Except I still wish I could have a pet giraffe.

Also, don't ask me why I thought three-car garages were cool in 1989. Must have been a yuppie thing.

6 comments:

Elisa said...

Guys. Please notice that my post is above erstz-ness (?) which is replacing one thing with another, and the title is about REPLACING a letter with a star!!!

Clever? Clever?

I so didn't even plan that.

Shawna said...

Most days I'm this driven person who wants grad school, maybe a doctorate, a good job, good kids (with a nanny of course), and a good equal marriage... in like 5-10 years.

Other days I want to forget all those dreams, elope, start having babies, and be a stay at home mom who has dinner on the table every night when the hubby gets home from work.

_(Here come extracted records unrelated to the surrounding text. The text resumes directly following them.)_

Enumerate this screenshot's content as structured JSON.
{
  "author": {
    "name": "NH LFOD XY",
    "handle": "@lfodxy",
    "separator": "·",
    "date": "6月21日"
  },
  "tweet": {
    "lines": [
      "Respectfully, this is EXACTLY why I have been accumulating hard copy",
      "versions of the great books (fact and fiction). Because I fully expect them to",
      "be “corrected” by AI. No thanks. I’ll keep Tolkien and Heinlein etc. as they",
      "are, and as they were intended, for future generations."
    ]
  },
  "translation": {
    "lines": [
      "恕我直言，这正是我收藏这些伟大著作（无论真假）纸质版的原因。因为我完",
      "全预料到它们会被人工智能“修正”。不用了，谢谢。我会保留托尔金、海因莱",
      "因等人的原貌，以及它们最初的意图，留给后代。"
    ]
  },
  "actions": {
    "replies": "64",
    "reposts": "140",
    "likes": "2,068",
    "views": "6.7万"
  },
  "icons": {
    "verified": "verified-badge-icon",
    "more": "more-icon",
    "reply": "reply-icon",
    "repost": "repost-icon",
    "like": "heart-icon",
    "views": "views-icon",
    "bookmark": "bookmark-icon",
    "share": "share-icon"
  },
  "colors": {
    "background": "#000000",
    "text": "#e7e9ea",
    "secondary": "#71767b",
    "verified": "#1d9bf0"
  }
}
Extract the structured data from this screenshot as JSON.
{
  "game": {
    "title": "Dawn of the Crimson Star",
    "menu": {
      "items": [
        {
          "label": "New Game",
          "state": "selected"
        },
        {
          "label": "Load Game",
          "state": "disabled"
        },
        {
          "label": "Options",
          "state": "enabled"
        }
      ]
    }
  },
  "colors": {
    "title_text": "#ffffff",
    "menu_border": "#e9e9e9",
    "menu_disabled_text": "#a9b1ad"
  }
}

I imagine real-life will end up somewhere in the middle. And I'm excited.

A pet giraffe would be really awesome thought.

Ashley said...

I see this word and can't help pronounce it Hungarianly in my head...

TheMoncurs said...

I LOVE the "That's DOCTOR Koler, b*tch!" part. I've totally had the same daydream except I didn't even finish college so you're already way ahead of me.

theFinn said...

Elisa, I just want to let you know that the English MA with a creative writing emphasis has recently been changed into an MFA. What I really mean is that, as you proceed in your life, you should spend as much time with me as humanly possible.

c. said...

i love that you mentioned the cheap time LP.